隼人とキリコは鬼の残留思念を読みとっていた。
鹿沼のマヤ塾で感じたあの不気味な感じだった。
空気がチクチクして、生臭い。
鬼の気配を感じるのはキリコのほうが鋭かった。
隼人は凍てついた。
隼人の周りでは、時間が逆流した。
美智子がいた。
「まちがいない。アイツラがここにいたシ」
そして、美智子もいた。
美智子の吐息がきける。
美智子の匂いがする。
美智子の嘆く声がする。
隼人の視界に美智子の横顔がある。
たったひとりぼっちで、孤独を漂わせていた。
救いをもとめている。
タスケテ。
タスケテ。
隼人はイメージの美智子に近寄ろうとした。
いま目前にある、幻惑の世界の美智子に駈け寄った。
その瞬間。
戦慄の光景が展開した。
美智子を襲う鬼神。
多毛な腕がのびてきた。
美智子がひきずられていく。
美智子の危機。
でもまたして、隼人の手はとどかない。
「隼人。

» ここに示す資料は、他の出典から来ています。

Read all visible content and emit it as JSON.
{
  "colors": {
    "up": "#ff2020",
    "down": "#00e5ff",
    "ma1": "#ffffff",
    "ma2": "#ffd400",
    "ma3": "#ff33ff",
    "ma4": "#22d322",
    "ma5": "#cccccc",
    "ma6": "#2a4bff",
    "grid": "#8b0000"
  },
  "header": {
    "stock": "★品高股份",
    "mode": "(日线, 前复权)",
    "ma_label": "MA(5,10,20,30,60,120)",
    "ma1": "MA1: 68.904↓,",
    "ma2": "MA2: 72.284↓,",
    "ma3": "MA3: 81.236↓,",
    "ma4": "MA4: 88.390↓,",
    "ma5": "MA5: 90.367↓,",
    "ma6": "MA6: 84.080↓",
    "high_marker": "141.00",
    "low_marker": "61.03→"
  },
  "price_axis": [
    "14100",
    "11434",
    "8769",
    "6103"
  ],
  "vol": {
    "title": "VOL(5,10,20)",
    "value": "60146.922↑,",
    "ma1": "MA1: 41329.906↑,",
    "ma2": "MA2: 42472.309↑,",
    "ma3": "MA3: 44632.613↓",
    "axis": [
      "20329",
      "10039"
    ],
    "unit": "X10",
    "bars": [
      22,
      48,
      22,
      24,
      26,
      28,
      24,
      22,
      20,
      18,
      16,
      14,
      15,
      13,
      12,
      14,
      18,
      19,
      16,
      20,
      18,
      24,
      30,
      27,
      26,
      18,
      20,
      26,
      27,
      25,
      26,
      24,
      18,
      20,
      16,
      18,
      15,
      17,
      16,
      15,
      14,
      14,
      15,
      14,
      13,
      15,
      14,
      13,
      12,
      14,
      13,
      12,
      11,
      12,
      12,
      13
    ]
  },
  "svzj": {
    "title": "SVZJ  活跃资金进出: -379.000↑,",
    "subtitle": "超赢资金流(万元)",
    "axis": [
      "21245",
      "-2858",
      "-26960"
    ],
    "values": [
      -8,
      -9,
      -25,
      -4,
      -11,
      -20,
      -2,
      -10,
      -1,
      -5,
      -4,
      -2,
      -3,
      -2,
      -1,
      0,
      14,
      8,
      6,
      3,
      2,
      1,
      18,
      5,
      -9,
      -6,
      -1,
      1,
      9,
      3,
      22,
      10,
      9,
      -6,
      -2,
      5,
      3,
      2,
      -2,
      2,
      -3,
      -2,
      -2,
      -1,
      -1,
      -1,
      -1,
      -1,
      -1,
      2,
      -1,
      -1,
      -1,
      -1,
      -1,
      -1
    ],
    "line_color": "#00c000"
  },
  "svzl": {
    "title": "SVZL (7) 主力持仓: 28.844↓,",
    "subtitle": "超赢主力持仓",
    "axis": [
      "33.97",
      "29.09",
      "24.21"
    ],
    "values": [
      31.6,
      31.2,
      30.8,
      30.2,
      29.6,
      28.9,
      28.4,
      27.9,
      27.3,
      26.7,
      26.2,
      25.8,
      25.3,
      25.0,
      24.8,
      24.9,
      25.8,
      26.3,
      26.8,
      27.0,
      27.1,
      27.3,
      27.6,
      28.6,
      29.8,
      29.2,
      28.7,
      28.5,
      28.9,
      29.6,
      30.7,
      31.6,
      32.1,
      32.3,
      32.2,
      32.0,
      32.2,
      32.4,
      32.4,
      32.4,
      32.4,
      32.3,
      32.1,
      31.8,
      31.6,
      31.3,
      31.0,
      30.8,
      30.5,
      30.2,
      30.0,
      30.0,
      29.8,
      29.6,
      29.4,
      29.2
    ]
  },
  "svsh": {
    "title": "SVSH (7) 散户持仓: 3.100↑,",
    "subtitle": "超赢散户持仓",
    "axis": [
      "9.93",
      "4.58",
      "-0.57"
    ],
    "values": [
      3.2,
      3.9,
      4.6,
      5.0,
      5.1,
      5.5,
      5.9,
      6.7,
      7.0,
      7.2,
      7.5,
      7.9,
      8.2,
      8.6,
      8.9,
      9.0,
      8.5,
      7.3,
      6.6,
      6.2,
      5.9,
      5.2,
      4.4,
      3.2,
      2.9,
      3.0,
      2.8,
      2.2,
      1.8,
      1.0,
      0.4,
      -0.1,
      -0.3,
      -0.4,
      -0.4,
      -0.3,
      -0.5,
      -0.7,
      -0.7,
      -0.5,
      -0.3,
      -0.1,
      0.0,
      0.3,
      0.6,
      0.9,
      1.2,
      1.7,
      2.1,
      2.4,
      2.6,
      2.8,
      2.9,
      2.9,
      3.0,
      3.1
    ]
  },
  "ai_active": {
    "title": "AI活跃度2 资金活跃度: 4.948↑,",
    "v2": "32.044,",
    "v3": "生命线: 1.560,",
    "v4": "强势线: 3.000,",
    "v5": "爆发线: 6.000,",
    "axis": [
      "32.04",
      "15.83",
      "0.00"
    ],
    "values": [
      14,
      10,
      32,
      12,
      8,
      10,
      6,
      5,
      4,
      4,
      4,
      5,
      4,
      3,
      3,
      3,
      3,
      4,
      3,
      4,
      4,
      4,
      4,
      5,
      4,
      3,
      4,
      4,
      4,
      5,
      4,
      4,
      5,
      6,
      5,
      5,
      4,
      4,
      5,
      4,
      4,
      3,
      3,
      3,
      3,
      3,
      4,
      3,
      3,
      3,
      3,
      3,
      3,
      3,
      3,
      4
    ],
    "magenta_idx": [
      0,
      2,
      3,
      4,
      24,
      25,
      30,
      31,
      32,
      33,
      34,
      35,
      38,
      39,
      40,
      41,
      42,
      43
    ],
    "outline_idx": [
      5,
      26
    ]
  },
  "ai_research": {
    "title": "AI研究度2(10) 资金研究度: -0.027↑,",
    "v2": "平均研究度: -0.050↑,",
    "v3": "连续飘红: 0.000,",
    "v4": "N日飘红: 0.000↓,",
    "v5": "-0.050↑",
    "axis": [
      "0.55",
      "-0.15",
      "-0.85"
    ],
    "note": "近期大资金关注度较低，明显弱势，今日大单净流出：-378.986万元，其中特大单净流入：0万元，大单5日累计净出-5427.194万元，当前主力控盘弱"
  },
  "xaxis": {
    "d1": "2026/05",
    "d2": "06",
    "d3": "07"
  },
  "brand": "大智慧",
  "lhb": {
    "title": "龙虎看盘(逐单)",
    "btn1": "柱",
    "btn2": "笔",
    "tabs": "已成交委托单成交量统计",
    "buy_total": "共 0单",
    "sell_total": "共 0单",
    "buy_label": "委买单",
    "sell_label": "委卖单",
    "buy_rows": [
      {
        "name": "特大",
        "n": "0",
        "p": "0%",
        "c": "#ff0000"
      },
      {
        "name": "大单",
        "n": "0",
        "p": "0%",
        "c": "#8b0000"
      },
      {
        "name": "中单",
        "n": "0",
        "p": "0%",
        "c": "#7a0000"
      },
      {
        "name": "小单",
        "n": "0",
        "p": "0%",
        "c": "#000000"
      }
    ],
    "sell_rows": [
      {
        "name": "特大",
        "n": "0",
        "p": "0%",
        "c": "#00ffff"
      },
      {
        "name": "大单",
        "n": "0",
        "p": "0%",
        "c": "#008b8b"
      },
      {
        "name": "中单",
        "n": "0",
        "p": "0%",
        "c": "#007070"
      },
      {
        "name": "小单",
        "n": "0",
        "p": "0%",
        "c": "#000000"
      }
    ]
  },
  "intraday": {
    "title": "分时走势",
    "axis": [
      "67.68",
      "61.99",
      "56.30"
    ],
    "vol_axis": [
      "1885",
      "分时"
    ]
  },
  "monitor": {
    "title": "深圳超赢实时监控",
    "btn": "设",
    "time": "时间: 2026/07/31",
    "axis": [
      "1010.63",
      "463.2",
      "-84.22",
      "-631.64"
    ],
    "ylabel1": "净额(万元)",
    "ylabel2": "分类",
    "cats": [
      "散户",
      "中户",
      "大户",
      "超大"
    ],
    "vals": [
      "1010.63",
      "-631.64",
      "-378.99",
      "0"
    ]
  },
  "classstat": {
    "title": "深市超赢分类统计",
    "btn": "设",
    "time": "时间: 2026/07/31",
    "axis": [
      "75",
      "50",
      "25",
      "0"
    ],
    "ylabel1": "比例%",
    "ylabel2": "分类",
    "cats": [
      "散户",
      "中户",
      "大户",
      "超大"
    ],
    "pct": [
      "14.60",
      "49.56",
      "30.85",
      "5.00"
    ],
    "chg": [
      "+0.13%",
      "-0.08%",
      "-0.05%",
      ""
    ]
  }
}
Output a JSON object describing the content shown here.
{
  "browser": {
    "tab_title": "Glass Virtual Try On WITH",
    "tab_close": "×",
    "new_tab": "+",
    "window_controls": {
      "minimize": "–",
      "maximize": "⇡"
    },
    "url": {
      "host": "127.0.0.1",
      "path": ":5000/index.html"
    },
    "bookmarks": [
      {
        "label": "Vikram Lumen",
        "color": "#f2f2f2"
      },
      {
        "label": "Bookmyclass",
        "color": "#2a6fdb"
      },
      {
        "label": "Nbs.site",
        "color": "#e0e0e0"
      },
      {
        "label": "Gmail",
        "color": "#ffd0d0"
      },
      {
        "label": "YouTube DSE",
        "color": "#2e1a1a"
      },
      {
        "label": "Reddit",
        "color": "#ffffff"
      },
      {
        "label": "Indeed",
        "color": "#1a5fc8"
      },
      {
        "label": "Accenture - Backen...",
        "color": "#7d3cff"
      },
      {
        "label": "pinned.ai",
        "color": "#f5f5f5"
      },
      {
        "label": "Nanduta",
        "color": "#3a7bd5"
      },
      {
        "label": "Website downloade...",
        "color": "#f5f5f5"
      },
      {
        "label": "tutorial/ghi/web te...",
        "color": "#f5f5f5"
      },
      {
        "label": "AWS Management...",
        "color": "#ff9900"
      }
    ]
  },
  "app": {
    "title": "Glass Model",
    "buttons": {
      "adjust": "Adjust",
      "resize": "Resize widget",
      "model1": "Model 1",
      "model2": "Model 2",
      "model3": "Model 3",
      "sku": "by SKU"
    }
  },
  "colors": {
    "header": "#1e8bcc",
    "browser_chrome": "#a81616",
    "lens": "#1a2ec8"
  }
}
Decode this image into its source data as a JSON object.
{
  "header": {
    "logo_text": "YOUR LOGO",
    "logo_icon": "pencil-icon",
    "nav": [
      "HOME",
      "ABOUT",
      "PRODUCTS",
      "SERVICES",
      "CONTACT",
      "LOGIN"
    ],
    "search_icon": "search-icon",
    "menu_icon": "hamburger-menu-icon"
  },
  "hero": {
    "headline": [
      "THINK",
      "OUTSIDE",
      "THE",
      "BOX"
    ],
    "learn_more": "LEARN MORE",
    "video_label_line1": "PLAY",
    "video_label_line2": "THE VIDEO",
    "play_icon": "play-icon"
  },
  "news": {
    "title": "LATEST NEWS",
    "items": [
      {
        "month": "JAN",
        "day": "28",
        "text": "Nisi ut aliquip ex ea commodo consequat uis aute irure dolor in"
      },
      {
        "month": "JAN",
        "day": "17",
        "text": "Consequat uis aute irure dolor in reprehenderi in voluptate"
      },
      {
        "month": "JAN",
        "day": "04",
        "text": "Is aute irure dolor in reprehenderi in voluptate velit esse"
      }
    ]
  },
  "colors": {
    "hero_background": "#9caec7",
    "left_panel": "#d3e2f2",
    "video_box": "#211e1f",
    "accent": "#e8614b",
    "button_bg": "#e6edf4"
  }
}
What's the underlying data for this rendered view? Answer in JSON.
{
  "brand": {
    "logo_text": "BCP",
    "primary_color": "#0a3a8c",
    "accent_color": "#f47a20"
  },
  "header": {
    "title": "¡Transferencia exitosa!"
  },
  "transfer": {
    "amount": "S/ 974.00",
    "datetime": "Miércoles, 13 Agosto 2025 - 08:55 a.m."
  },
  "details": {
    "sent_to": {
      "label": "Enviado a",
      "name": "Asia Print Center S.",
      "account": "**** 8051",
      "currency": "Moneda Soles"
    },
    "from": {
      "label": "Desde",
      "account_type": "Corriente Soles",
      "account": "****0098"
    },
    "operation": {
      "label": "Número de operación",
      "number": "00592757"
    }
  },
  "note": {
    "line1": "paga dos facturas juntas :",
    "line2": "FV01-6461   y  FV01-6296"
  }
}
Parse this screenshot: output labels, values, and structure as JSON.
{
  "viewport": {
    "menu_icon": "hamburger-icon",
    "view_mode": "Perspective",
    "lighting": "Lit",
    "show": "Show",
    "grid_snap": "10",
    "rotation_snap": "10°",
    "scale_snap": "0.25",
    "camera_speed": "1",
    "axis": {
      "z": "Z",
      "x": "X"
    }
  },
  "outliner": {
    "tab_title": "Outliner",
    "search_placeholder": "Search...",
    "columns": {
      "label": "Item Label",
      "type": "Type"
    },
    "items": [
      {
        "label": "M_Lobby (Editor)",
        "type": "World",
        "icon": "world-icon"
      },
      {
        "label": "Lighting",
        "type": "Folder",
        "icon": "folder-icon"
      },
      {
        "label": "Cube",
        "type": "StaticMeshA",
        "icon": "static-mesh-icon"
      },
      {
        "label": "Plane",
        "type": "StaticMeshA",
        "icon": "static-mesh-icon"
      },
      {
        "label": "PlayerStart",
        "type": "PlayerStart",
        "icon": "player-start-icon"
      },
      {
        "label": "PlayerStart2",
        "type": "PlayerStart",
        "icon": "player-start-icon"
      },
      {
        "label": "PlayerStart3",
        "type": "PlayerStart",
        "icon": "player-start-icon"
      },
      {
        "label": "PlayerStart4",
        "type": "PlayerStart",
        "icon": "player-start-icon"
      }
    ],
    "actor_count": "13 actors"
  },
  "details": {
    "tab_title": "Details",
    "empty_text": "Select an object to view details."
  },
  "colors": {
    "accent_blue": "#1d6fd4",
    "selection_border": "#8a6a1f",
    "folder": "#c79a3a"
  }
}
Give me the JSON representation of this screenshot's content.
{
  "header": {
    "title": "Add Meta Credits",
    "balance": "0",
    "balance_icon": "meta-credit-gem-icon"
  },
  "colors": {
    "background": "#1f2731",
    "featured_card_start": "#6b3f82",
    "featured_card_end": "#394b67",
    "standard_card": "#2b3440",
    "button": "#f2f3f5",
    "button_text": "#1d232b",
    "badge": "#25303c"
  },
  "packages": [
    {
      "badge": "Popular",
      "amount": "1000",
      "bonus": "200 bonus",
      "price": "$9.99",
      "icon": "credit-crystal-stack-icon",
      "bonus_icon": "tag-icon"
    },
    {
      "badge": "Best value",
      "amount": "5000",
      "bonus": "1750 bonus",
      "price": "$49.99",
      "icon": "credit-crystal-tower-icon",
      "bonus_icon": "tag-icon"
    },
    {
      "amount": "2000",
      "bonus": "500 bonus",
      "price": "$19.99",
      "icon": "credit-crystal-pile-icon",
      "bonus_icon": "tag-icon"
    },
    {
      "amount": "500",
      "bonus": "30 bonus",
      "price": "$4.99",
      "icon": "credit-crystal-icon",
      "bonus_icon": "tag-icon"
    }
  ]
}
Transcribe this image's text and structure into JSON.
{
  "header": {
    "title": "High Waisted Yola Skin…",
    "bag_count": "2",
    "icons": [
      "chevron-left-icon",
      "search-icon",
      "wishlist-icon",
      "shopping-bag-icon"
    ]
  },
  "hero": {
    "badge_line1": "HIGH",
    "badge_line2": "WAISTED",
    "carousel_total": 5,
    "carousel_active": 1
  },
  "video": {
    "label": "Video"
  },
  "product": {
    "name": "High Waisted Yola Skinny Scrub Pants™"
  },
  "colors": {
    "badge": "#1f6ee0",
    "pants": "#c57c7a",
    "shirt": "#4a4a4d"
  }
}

隼人! 隼人!! しっかりして。なにか見えるの」
キリコが呼んでいる。
「直人。直人! 直人!!」
美智子が叫んでいる。
美智子が直人に救いを求めている。
隼人はつらかった。
美智子が助を呼んでいる。
美智子が直人に助けを求めている。
直人はいない。
もう直人はいないのだ。
隼人は心に決めた。
直人の代わりに。
どんな障害があっても守る。
守る。守る。守る。
美智子を守ると決意した。
美智子さん。
どこに連れて行かれたのだ。
どこにいる。
どこにいるのですか。
いまいく。
いまいく。
ブジでいてくれ!!!
イメージは瞬時に消えていた。
美智子への〈愛〉にめざめた。
隼人は独りぼっちで立っていた。
歓喜にみちたよろこびがこみあげてきた。
ぼくは、美智子さんを〈愛〉している。